A concept that is no stranger to this regulation as in next line (3) says explicitly:
‘for granting a scholarship, it is considered (…) the successful coaching job’
Being an ‘example to the younger generations’ is what a youth coach is demanded to be in an healthy society not driven by success at all costs.
In this, I will always remember words from Roman Ubakivi, former Estonian national team coach and legendary football coach at the basis of an entire generation known as ‘Tallinna Lõvid’ – The Tallinn Lions.
Martin Reim was one of those ‘Lions’ among many others (Mart Poom, just to mention one…).
‘The most important thing is this’ said Ubakivi ‘each of them got started in their own lives and each of them is a good man’.

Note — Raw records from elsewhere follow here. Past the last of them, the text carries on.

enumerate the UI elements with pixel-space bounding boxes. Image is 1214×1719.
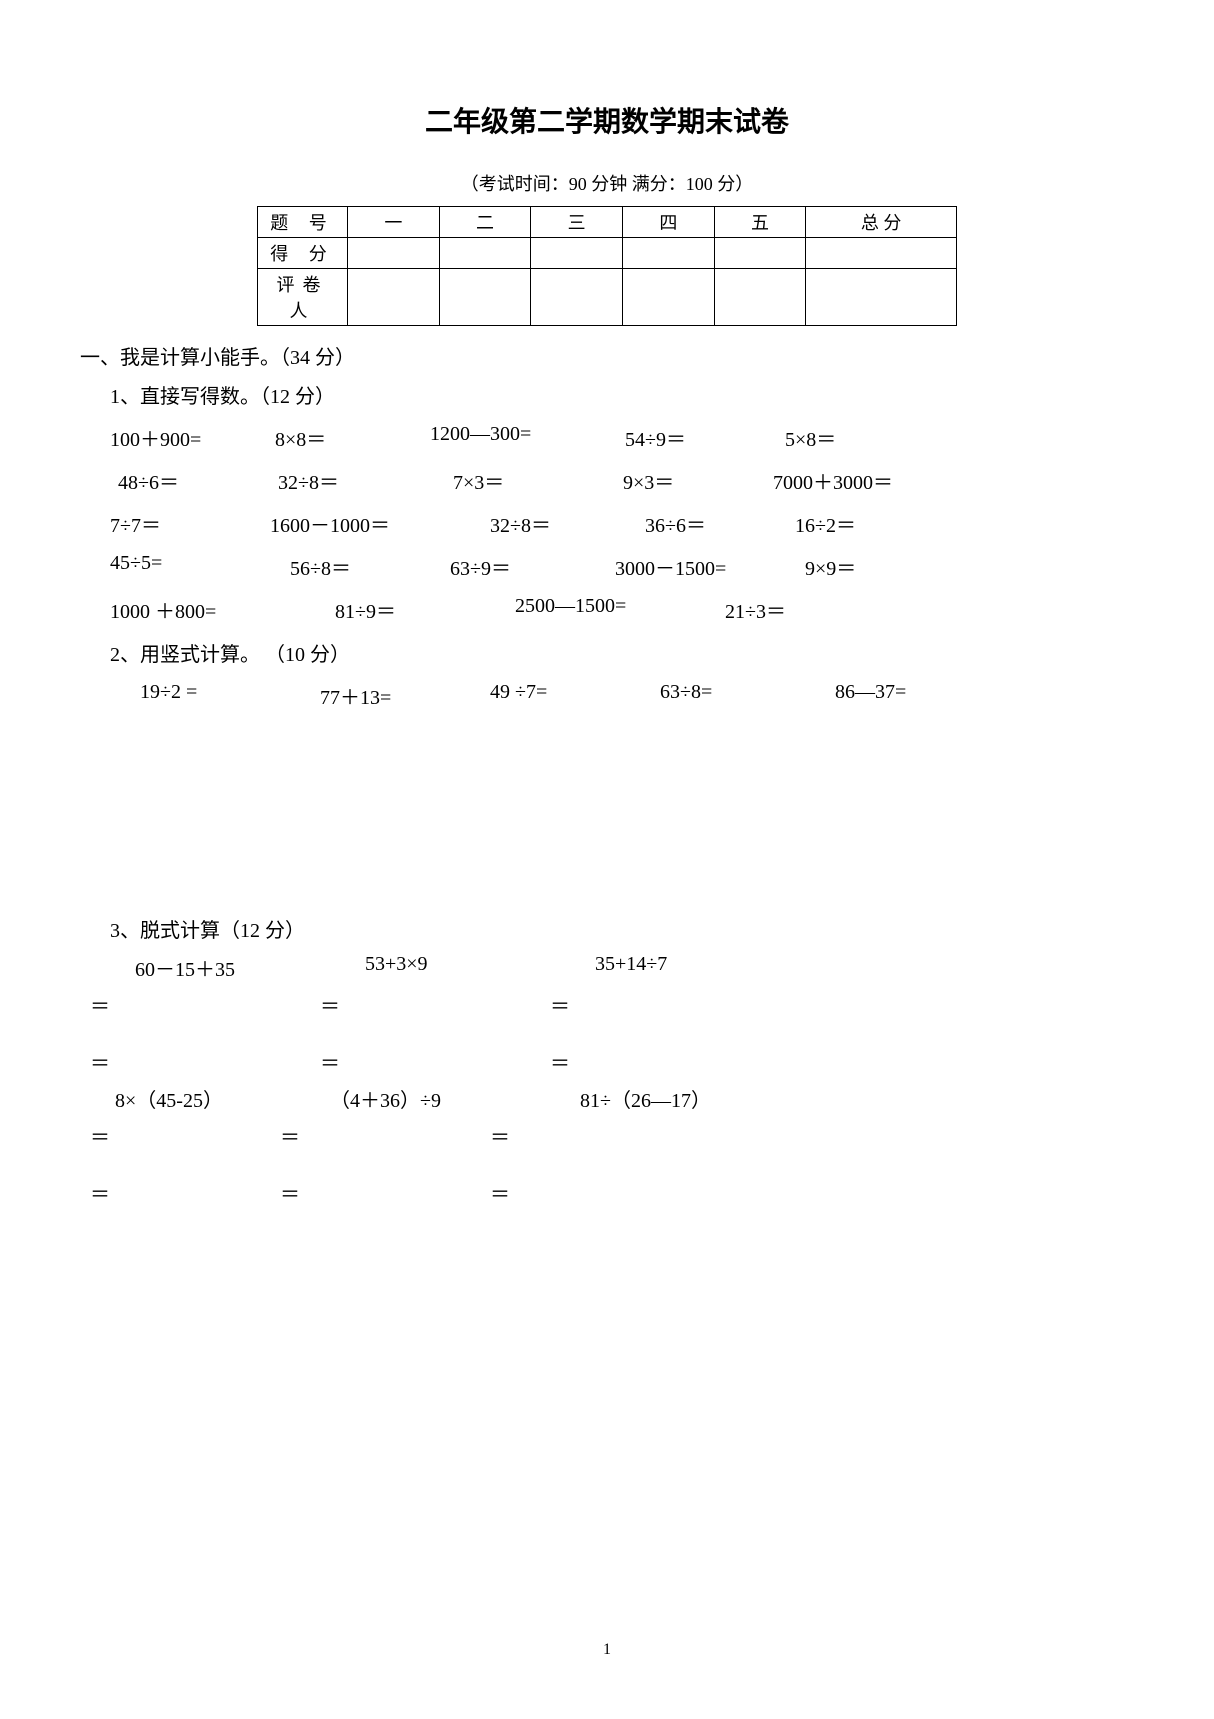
score-cell (806, 269, 957, 326)
problem: 56÷8＝ (290, 552, 450, 581)
score-table: 题 号 一 二 三 四 五 总 分 得 分 评卷人 (257, 206, 957, 326)
problem: 3000－1500= (615, 552, 805, 581)
table-row: 得 分 (258, 238, 957, 269)
equals: ＝ (280, 1121, 490, 1150)
problem: 9×3＝ (623, 466, 773, 495)
score-cell (714, 238, 806, 269)
page-number: 1 (603, 1641, 611, 1659)
equals: ＝ (90, 1121, 280, 1150)
equals: ＝ (490, 1121, 720, 1150)
step-calc-area: 60－15＋35 53+3×9 35+14÷7 ＝ ＝ ＝ ＝ ＝ ＝ 8×（4… (110, 953, 1134, 1207)
equals: ＝ (280, 1178, 490, 1207)
problem: 2500—1500= (515, 595, 725, 624)
table-header-row: 题 号 一 二 三 四 五 总 分 (258, 207, 957, 238)
step-problem: 81÷（26—17） (580, 1084, 810, 1113)
score-cell (439, 238, 531, 269)
step-problem: （4＋36）÷9 (330, 1084, 580, 1113)
header-cell: 二 (439, 207, 531, 238)
problem: 21÷3＝ (725, 595, 855, 624)
problem: 7÷7＝ (110, 509, 270, 538)
equals: ＝ (90, 990, 320, 1019)
score-cell (714, 269, 806, 326)
step-problem: 35+14÷7 (595, 953, 825, 982)
equals: ＝ (550, 990, 780, 1019)
problem: 48÷6＝ (118, 466, 278, 495)
problem: 32÷8＝ (278, 466, 453, 495)
problem: 1000 ＋800= (110, 595, 335, 624)
score-cell (531, 238, 623, 269)
problems-row: 1000 ＋800= 81÷9＝ 2500—1500= 21÷3＝ (110, 595, 1134, 624)
problem: 63÷9＝ (450, 552, 615, 581)
header-cell: 五 (714, 207, 806, 238)
problem: 36÷6＝ (645, 509, 795, 538)
step-problem: 53+3×9 (365, 953, 595, 982)
problems-row: 45÷5= 56÷8＝ 63÷9＝ 3000－1500= 9×9＝ (110, 552, 1134, 581)
problem: 63÷8= (660, 681, 835, 710)
step-problem: 8×（45-25） (115, 1084, 330, 1113)
page-title: 二年级第二学期数学期末试卷 (80, 100, 1134, 140)
header-cell: 总 分 (806, 207, 957, 238)
row-label: 得 分 (258, 238, 348, 269)
score-cell (348, 238, 440, 269)
problem: 9×9＝ (805, 552, 925, 581)
equals-row: ＝ ＝ ＝ (110, 1047, 1134, 1076)
equals: ＝ (320, 990, 550, 1019)
equals: ＝ (320, 1047, 550, 1076)
problem: 19÷2 = (140, 681, 320, 710)
problems-row: 19÷2 = 77＋13= 49 ÷7= 63÷8= 86—37= (110, 681, 1134, 710)
equals: ＝ (550, 1047, 780, 1076)
problem: 49 ÷7= (490, 681, 660, 710)
equals-row: ＝ ＝ ＝ (110, 1121, 1134, 1150)
equals: ＝ (490, 1178, 720, 1207)
problem: 81÷9＝ (335, 595, 515, 624)
score-cell (531, 269, 623, 326)
equals: ＝ (90, 1178, 280, 1207)
problem: 16÷2＝ (795, 509, 925, 538)
header-cell: 题 号 (258, 207, 348, 238)
work-space (80, 724, 1134, 904)
problem: 32÷8＝ (490, 509, 645, 538)
equals: ＝ (90, 1047, 320, 1076)
subsection-1-2: 2、用竖式计算。 （10 分） (110, 638, 1134, 667)
exam-info: （考试时间：90 分钟 满分：100 分） (80, 170, 1134, 196)
problems-row: 100＋900= 8×8＝ 1200—300= 54÷9＝ 5×8＝ (110, 423, 1134, 452)
problems-row: 7÷7＝ 1600－1000＝ 32÷8＝ 36÷6＝ 16÷2＝ (110, 509, 1134, 538)
problem: 7×3＝ (453, 466, 623, 495)
score-cell (806, 238, 957, 269)
problem: 100＋900= (110, 423, 275, 452)
subsection-1-3: 3、脱式计算（12 分） (110, 914, 1134, 943)
score-cell (623, 238, 715, 269)
score-cell (623, 269, 715, 326)
score-cell (348, 269, 440, 326)
step-problem: 60－15＋35 (135, 953, 365, 982)
equals-row: ＝ ＝ ＝ (110, 1178, 1134, 1207)
problem: 1600－1000＝ (270, 509, 490, 538)
row-label: 评卷人 (258, 269, 348, 326)
problem: 54÷9＝ (625, 423, 785, 452)
problem: 86—37= (835, 681, 975, 710)
step-problems-row: 60－15＋35 53+3×9 35+14÷7 (110, 953, 1134, 982)
score-cell (439, 269, 531, 326)
subsection-1-1: 1、直接写得数。（12 分） (110, 380, 1134, 409)
problem: 5×8＝ (785, 423, 925, 452)
section-1-header: 一、我是计算小能手。（34 分） (80, 341, 1134, 370)
header-cell: 一 (348, 207, 440, 238)
problem: 7000＋3000＝ (773, 466, 953, 495)
header-cell: 四 (623, 207, 715, 238)
problem: 8×8＝ (275, 423, 430, 452)
problem: 77＋13= (320, 681, 490, 710)
equals-row: ＝ ＝ ＝ (110, 990, 1134, 1019)
table-row: 评卷人 (258, 269, 957, 326)
problem: 45÷5= (110, 552, 290, 581)
header-cell: 三 (531, 207, 623, 238)
step-problems-row: 8×（45-25） （4＋36）÷9 81÷（26—17） (110, 1084, 1134, 1113)
problem: 1200—300= (430, 423, 625, 452)
problems-row: 48÷6＝ 32÷8＝ 7×3＝ 9×3＝ 7000＋3000＝ (110, 466, 1134, 495)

Words echoed by Risto Kallaste, one of his 'Lions', when I have interviewed him last year:
‘My opinion is that sports, in general and regardless any profit perspective, they help growing up the individuals. If done for several years in a row, they define your character and this is important for all your life. I see it with my younger son, he enjoys to come to trainings and playing football and this is good even though it´s not a priority.’
However, we all need to eat and pay our bills, also the youth coaches do.

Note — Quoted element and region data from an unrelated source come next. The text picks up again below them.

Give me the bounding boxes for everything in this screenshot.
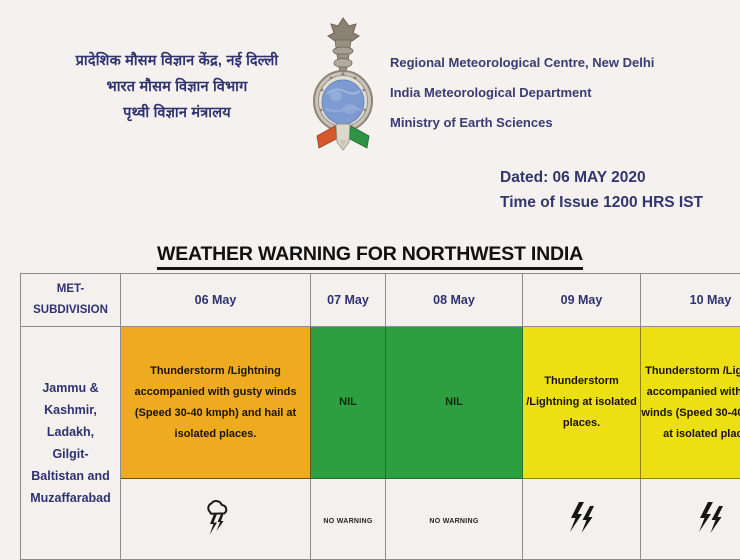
- hindi-line-2: भारत मौसम विज्ञान विभाग: [52, 74, 302, 100]
- column-header-07-may: 07 May: [311, 274, 386, 327]
- subdivision-line-3: Ladakh,: [21, 421, 120, 443]
- column-header-line-2: SUBDIVISION: [21, 300, 120, 321]
- warning-cell-10-may-line-1: Thunderstorm /Lightning: [641, 361, 740, 382]
- warning-cell-09-may: Thunderstorm /Lightning at isolated plac…: [523, 327, 641, 479]
- warning-cell-08-may: NIL: [386, 327, 523, 479]
- warning-cell-07-may: NIL: [311, 327, 386, 479]
- table-icon-row: NO WARNING NO WARNING: [21, 479, 740, 560]
- double-lightning-icon: [697, 500, 725, 534]
- thunderstorm-cloud-lightning-icon: [201, 497, 231, 537]
- warning-cell-10-may-line-4: at isolated places.: [641, 424, 740, 445]
- icon-cell-06-may: [121, 479, 311, 560]
- warning-cell-06-may: Thunderstorm /Lightning accompanied with…: [121, 327, 311, 479]
- icon-cell-08-may: NO WARNING: [386, 479, 523, 560]
- issue-date: Dated: 06 MAY 2020: [500, 165, 738, 190]
- met-subdivision-name: Jammu & Kashmir, Ladakh, Gilgit- Baltist…: [21, 327, 121, 560]
- page-title: WEATHER WARNING FOR NORTHWEST INDIA: [0, 243, 740, 270]
- subdivision-line-6: Muzaffarabad: [21, 487, 120, 509]
- english-line-3: Ministry of Earth Sciences: [390, 108, 654, 138]
- hindi-line-1: प्रादेशिक मौसम विज्ञान केंद्र, नई दिल्ली: [52, 48, 302, 74]
- page-title-text: WEATHER WARNING FOR NORTHWEST INDIA: [157, 243, 583, 270]
- icon-cell-10-may: [641, 479, 740, 560]
- english-line-2: India Meteorological Department: [390, 78, 654, 108]
- subdivision-line-2: Kashmir,: [21, 399, 120, 421]
- warning-cell-10-may-line-3: winds (Speed 30-40 kmph): [641, 403, 740, 424]
- no-warning-icon: NO WARNING: [323, 518, 372, 525]
- english-organisation-name: Regional Meteorological Centre, New Delh…: [390, 48, 654, 138]
- issue-time: Time of Issue 1200 HRS IST: [500, 190, 738, 215]
- table-header-row: MET- SUBDIVISION 06 May 07 May 08 May 09…: [21, 274, 740, 327]
- column-header-met-subdivision: MET- SUBDIVISION: [21, 274, 121, 327]
- hindi-line-3: पृथ्वी विज्ञान मंत्रालय: [52, 100, 302, 126]
- column-header-08-may: 08 May: [386, 274, 523, 327]
- icon-cell-07-may: NO WARNING: [311, 479, 386, 560]
- document-header: प्रादेशिक मौसम विज्ञान केंद्र, नई दिल्ली…: [0, 0, 740, 170]
- icon-cell-09-may: [523, 479, 641, 560]
- subdivision-line-1: Jammu &: [21, 377, 120, 399]
- hindi-organisation-name: प्रादेशिक मौसम विज्ञान केंद्र, नई दिल्ली…: [52, 48, 302, 126]
- warning-cell-10-may-line-2: accompanied with gusty: [641, 382, 740, 403]
- english-line-1: Regional Meteorological Centre, New Delh…: [390, 48, 654, 78]
- column-header-10-may: 10 May: [641, 274, 740, 327]
- subdivision-line-4: Gilgit-: [21, 443, 120, 465]
- table-row: Jammu & Kashmir, Ladakh, Gilgit- Baltist…: [21, 327, 740, 479]
- no-warning-icon: NO WARNING: [429, 518, 478, 525]
- column-header-line-1: MET-: [21, 279, 120, 300]
- subdivision-line-5: Baltistan and: [21, 465, 120, 487]
- double-lightning-icon: [568, 500, 596, 534]
- column-header-06-may: 06 May: [121, 274, 311, 327]
- weather-warning-table: MET- SUBDIVISION 06 May 07 May 08 May 09…: [20, 273, 740, 560]
- issue-info: Dated: 06 MAY 2020 Time of Issue 1200 HR…: [500, 165, 738, 215]
- warning-cell-10-may: Thunderstorm /Lightning accompanied with…: [641, 327, 740, 479]
- column-header-09-may: 09 May: [523, 274, 641, 327]
- india-meteorological-department-emblem: [305, 14, 381, 169]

The ‘stipendium’ is the way the State and the community behind it rewards their commitment in growing great individuals and, why not, hopefully, great footballers who could give shine to the country in future.

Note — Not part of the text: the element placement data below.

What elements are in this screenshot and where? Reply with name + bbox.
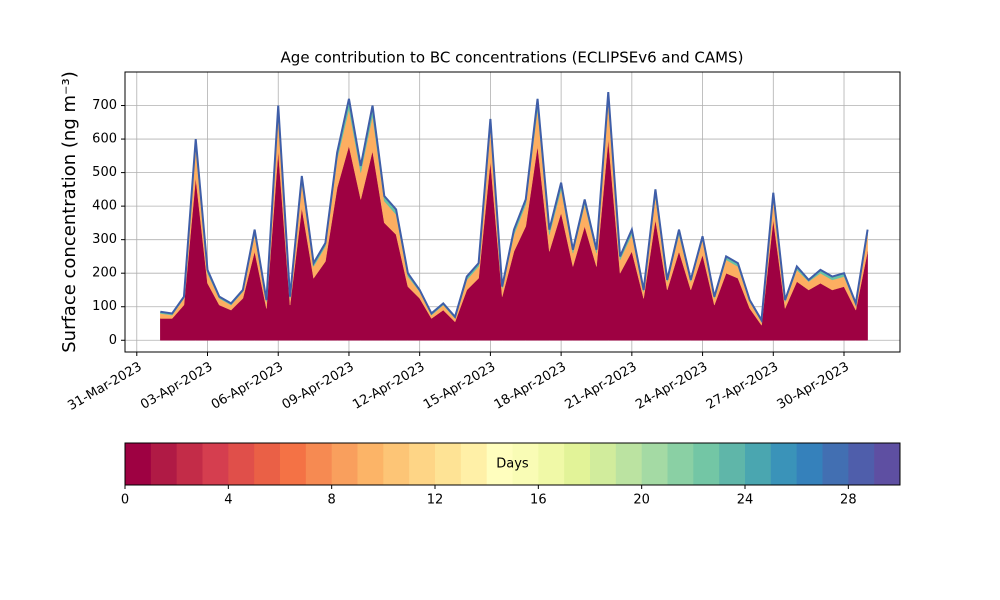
x-tick-label: 12-Apr-2023: [350, 360, 427, 413]
colorbar-swatch: [357, 443, 384, 485]
colorbar-swatch: [590, 443, 617, 485]
colorbar-swatch: [331, 443, 358, 485]
y-tick-label: 0: [109, 333, 117, 348]
colorbar-swatch: [460, 443, 488, 485]
colorbar-swatch: [254, 443, 281, 485]
colorbar-swatch: [383, 443, 410, 485]
x-tick-label: 03-Apr-2023: [138, 360, 215, 413]
colorbar-swatch: [538, 443, 565, 485]
x-tick-label: 31-Mar-2023: [65, 360, 144, 414]
chart-title: Age contribution to BC concentrations (E…: [281, 49, 744, 67]
colorbar-swatch: [228, 443, 255, 485]
colorbar-tick-label: 28: [840, 493, 857, 508]
x-tick-label: 09-Apr-2023: [280, 360, 357, 413]
colorbar-tick-label: 20: [633, 493, 650, 508]
y-tick-label: 200: [92, 266, 117, 281]
colorbar-swatch: [848, 443, 875, 485]
top-line: [160, 92, 869, 324]
colorbar-swatch: [822, 443, 849, 485]
colorbar-tick-label: 4: [224, 493, 232, 508]
colorbar-tick-label: 24: [737, 493, 754, 508]
colorbar-swatch: [770, 443, 798, 485]
colorbar-tick-label: 12: [427, 493, 444, 508]
y-tick-label: 100: [92, 299, 117, 314]
colorbar-swatch: [615, 443, 643, 485]
colorbar-swatch: [280, 443, 307, 485]
x-tick-label: 24-Apr-2023: [633, 360, 710, 413]
colorbar-swatch: [176, 443, 203, 485]
colorbar-swatch: [150, 443, 178, 485]
y-tick-label: 600: [92, 132, 117, 147]
colorbar-swatch: [305, 443, 333, 485]
y-tick-label: 700: [92, 98, 117, 113]
x-tick-label: 06-Apr-2023: [209, 360, 286, 413]
colorbar-swatch: [667, 443, 694, 485]
x-tick-label: 15-Apr-2023: [421, 360, 498, 413]
colorbar-tick-label: 8: [328, 493, 336, 508]
plot-frame: [124, 71, 901, 353]
colorbar-swatch: [512, 443, 539, 485]
colorbar-swatch: [796, 443, 823, 485]
colorbar-swatch: [125, 443, 152, 485]
y-axis-label: Surface concentration (ng m⁻³): [59, 71, 80, 353]
colorbar-frame: [124, 442, 901, 486]
colorbar-label: Days: [496, 457, 529, 472]
colorbar-swatch: [719, 443, 746, 485]
x-tick-label: 18-Apr-2023: [492, 360, 569, 413]
colorbar-swatch: [409, 443, 436, 485]
colorbar-swatch: [564, 443, 591, 485]
colorbar-tick-label: 16: [530, 493, 547, 508]
colorbar-swatch: [693, 443, 720, 485]
colorbar-swatch: [486, 443, 513, 485]
x-tick-label: 30-Apr-2023: [775, 360, 852, 413]
colorbar-swatch: [202, 443, 229, 485]
y-tick-label: 500: [92, 165, 117, 180]
y-tick-label: 400: [92, 199, 117, 214]
colorbar-swatch: [435, 443, 462, 485]
colorbar-swatch: [874, 443, 901, 485]
x-tick-label: 21-Apr-2023: [562, 360, 639, 413]
colorbar-swatch: [745, 443, 772, 485]
colorbar-swatch: [641, 443, 668, 485]
y-tick-label: 300: [92, 232, 117, 247]
x-tick-label: 27-Apr-2023: [704, 360, 781, 413]
colorbar-tick-label: 0: [121, 493, 129, 508]
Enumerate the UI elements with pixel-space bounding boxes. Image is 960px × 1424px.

According to the tax law, the scholarships are exempt from taxes.
It’s an essential provision as this is a financial support, not a profit earned.
Asking to pay taxes and other fees on monies the state gives for support, it would be like taking back a part of it.
So, why the Tax and Customs board, in the light of what we have just illustrated, are requiring the Martin Reim academy to pay back all the taxes and fees and the interests attached?
Why what was paid out to youth coaches and staff of the youth academy growing young men and footballers is considered as a ‘salary’?
The football movement (as many other sport areas) is living and supports itself with the ‘stipendium’ system. Also referees of football, who want to take on the job at a more serious level, are supported via the ‘stipendium’.
Is this to be considered a salary paid out via the Estonian FA?
Are not they helping the football level to improve?
If one foundation of this building will collapse, I am afraid the entire building will fall too. The risk is to plunge football in Estonia into a dark age.
The problem lies in the very strict interpretation of the law given by the T&C Board as confirmed a while ago by Andres Ottender, basketball representative for the Tartu University Sports Club: ‘the clubs read the law in one way, the Board in another’ said in January to Postimees.ee.
If the T&C Board interpretation will win the risk we have forecast is clear in Ottender’s words: ‘it would mean pure amateur sport. If this is what the State wishes, it is surprising’
We would not agree the less.
The result would totally go against the purpose of the law: bringing Estonian sports (football included with its almost 15,000 people practicing) to the next level.
A professional one, where Estonian sportsmen can compete at international level.
Does the Estonian state really want this? We doubt.
It is time for the lawmaker to step in and give an original interpretation of a broad-meaning regulation.
It’s the lawmaker responsibility to help what the law is there for and its inner spirit:
- Helping the grassroots sport and not killing it.
- Supporting the people behind it and not showing a metaphorical ‘middle finger’ with myopic decisions.
- Overriding a strict interpretation given by stone-cold bureaucrats reading the law by the letter and not allowing the law to be used against our sport communities and its spirit.
The law is to be respected.
However, this World would have not changed if certain laws would had not been overruled, overthrown or, more simply and moderately, changed and adapted for the most favourable and reasonable interpretation.
We want the rule of law. But the rule of a certain law that would give sports a chance of survival in a country where money invested in football is little.
Do the right thing and hands off Martin Reim.